Devemos pensar um campo mais integrado à cidade, pois não conseguiremos entender mais as sociedades separando estas realidades, defender uma sociedade igualitária, sob controle dos trabalhadores do campo e da cidade. Dialeticamente, outra realidade, que não mais trabalhe a contradição campo/cidade, mas as integre, respeitando as diferenças. No campo, o latifúndio e o agronegócio não podem mais existir e devem ser eliminados.

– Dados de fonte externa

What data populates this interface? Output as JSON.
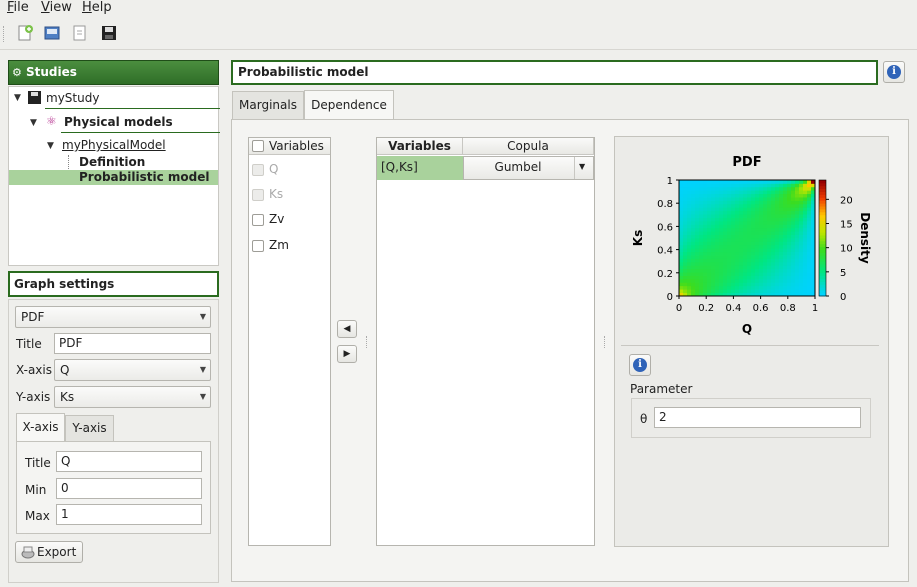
{
  "menu": [
    "File",
    "View",
    "Help"
  ],
  "toolbar": {
    "icons": [
      "new-study-icon",
      "open-study-icon",
      "import-python-icon",
      "save-icon"
    ]
  },
  "studies": {
    "header": "Studies",
    "tree": {
      "study": "myStudy",
      "physical_models": "Physical models",
      "model": "myPhysicalModel",
      "definition": "Definition",
      "probabilistic": "Probabilistic model"
    }
  },
  "graph_settings": {
    "header": "Graph settings",
    "plot_type": "PDF",
    "title_label": "Title",
    "title_value": "PDF",
    "xaxis_label": "X-axis",
    "xaxis_value": "Q",
    "yaxis_label": "Y-axis",
    "yaxis_value": "Ks",
    "tabs": [
      "X-axis",
      "Y-axis"
    ],
    "axis_title_label": "Title",
    "axis_title_value": "Q",
    "min_label": "Min",
    "min_value": "0",
    "max_label": "Max",
    "max_value": "1",
    "export_label": "Export"
  },
  "main": {
    "title": "Probabilistic model",
    "tabs": [
      "Marginals",
      "Dependence"
    ],
    "variables_header": "Variables",
    "variables": [
      {
        "name": "Q",
        "enabled": false
      },
      {
        "name": "Ks",
        "enabled": false
      },
      {
        "name": "Zv",
        "enabled": true
      },
      {
        "name": "Zm",
        "enabled": true
      }
    ],
    "copula_table": {
      "headers": [
        "Variables",
        "Copula"
      ],
      "rows": [
        {
          "variables": "[Q,Ks]",
          "copula": "Gumbel"
        }
      ]
    },
    "parameter_label": "Parameter",
    "theta_label": "θ",
    "theta_value": "2"
  },
  "chart_data": {
    "type": "heatmap",
    "title": "PDF",
    "xlabel": "Q",
    "ylabel": "Ks",
    "colorbar_label": "Density",
    "xlim": [
      0,
      1
    ],
    "ylim": [
      0,
      1
    ],
    "xticks": [
      "0",
      "0.2",
      "0.4",
      "0.6",
      "0.8",
      "1"
    ],
    "yticks": [
      "0",
      "0.2",
      "0.4",
      "0.6",
      "0.8",
      "1"
    ],
    "colorbar_ticks": [
      "0",
      "5",
      "10",
      "15",
      "20"
    ],
    "colorbar_range": [
      0,
      24
    ],
    "copula": "Gumbel",
    "theta": 2
  }
}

Neste novo conceito de civilização, as políticas para a produção camponesa e coletiva devem ser valorizadas e debatidas democraticamente com toda a população e o trabalhador deve ter todas as condições de plantar com o conforto que a modernidade pode oferecer e também usufruir de todas as benesses do lazer, da educação e da cultura. O camponês não pode mais produzir nosso alimento “a custa da exploração de seu trabalho e do trabalho de sua família”, como dizia Lênin. A pesquisa científica e tecnológica deve servir ao desenvolvimento alimentar orgânico e receber fartos recursos dos órgãos públicos competentes. Uma bandeira de luta imediata dos movimentos brasileiros deve ser pelo fim do Ministério da Agricultura e a criação do Ministério do Campo e o fim de qualquer financiamento de pesquisa que vise beneficiar o agronegócio. Nenhum governo que não aplique estas políticas merece qualquer apoio popular.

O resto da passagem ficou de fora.